LA DIPENDENZA DAL GAS SI BATTE PUNTANDO SULLE RINNOVABILI E SU UNA STRATEGIA A LUNGO TERMINE
Una soluzione a questa crisi, che sembra andare in una direzione diversa da quella promossa da Cingolani e Giorgetti, prova a darla Francesco Starace, amministratore delegato e direttore generale di Enel, suggerendo di ridurre la dipendenza italiana dal gas, orientando gli investimenti sempre più verso le rinnovabili e ammortizzando la volatilità intrinseca del gas facendo contratti su tempi più lunghi. “In molte parti del mondo si fa, mentre in Europa dal 2003 si è scelto di privilegiare un mercato a breve termine, pensando che favorisse i consumatori. Ma oggi non è più il caso di comprare energia giorno per giorno. I primi nostri grandi clienti lo hanno capito e stanno cambiando la loro strategia di acquisto proprio in questa direzione”, spiega Starace in una recente intervista a Repubblica.
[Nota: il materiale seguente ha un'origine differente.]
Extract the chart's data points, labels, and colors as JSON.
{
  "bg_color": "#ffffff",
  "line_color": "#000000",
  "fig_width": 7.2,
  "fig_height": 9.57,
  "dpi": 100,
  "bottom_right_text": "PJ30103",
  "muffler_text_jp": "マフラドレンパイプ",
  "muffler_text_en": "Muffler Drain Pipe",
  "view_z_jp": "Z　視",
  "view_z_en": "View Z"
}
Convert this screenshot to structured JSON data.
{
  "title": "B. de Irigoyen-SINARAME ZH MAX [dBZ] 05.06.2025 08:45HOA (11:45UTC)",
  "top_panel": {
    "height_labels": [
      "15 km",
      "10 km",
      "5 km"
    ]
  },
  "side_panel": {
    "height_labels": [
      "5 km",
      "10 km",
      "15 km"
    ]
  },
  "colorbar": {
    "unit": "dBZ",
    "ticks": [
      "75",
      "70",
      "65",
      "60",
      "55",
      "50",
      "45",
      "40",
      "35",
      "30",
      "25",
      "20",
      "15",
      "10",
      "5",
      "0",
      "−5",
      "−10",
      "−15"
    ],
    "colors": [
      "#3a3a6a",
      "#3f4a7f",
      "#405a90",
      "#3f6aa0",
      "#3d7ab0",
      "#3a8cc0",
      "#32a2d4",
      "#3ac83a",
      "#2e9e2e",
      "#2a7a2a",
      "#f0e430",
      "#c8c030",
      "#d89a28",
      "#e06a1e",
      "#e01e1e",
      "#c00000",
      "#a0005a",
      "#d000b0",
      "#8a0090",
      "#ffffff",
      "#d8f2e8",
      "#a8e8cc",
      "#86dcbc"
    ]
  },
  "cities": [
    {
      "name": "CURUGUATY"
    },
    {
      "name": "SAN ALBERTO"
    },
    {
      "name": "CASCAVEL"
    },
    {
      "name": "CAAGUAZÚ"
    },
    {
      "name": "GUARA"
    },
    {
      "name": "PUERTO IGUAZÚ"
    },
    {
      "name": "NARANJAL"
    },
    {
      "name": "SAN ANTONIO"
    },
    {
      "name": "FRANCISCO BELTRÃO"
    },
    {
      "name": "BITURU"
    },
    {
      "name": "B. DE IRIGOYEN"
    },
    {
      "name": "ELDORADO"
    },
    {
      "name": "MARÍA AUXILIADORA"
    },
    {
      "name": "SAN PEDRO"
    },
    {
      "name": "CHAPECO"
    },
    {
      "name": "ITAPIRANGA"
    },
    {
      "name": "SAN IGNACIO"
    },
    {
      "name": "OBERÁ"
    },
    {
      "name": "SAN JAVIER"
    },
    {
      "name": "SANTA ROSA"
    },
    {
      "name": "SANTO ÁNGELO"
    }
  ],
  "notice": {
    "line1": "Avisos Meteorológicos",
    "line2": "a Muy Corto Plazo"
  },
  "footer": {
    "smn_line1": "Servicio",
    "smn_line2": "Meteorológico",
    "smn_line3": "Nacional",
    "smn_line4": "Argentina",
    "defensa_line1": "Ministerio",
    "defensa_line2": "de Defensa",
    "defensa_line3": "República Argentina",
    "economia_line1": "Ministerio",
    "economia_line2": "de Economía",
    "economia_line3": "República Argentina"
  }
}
Ma, al di là dei dati e dei numeri, la questione forse andrebbe ricondotta sul piano squisitamente semantico. “Transizione” vuol dire “passare da una condizione o situazione a una nuova e diversa” (vedi Treccani). Già oggi l’Italia dipende principalmente dal gas e il phase-out del carbone è previsto per il 2025. Attualmente poco più del 6% dell’elettricità usata in Italia è prodotto col carbone, molto meno di altri Paesi europei come la Polonia (dove la quota di carbone è al 70%) e la Germania (24%). Chiuse o riconvertite le rimanenti centrali a carbone (una delle quali a Brindisi), l’unico combustibile fossile nel mix energetico italiano rimarrà il gas. Dovrebbe essere banale, quindi, affermare che una “transizione” da gas a gas avrebbe poco senso. A meno che non si voglia riscrivere il celebre passo della Genesi per adattarlo ai tempi che corrono: “Gas siamo e gas ritorneremo”.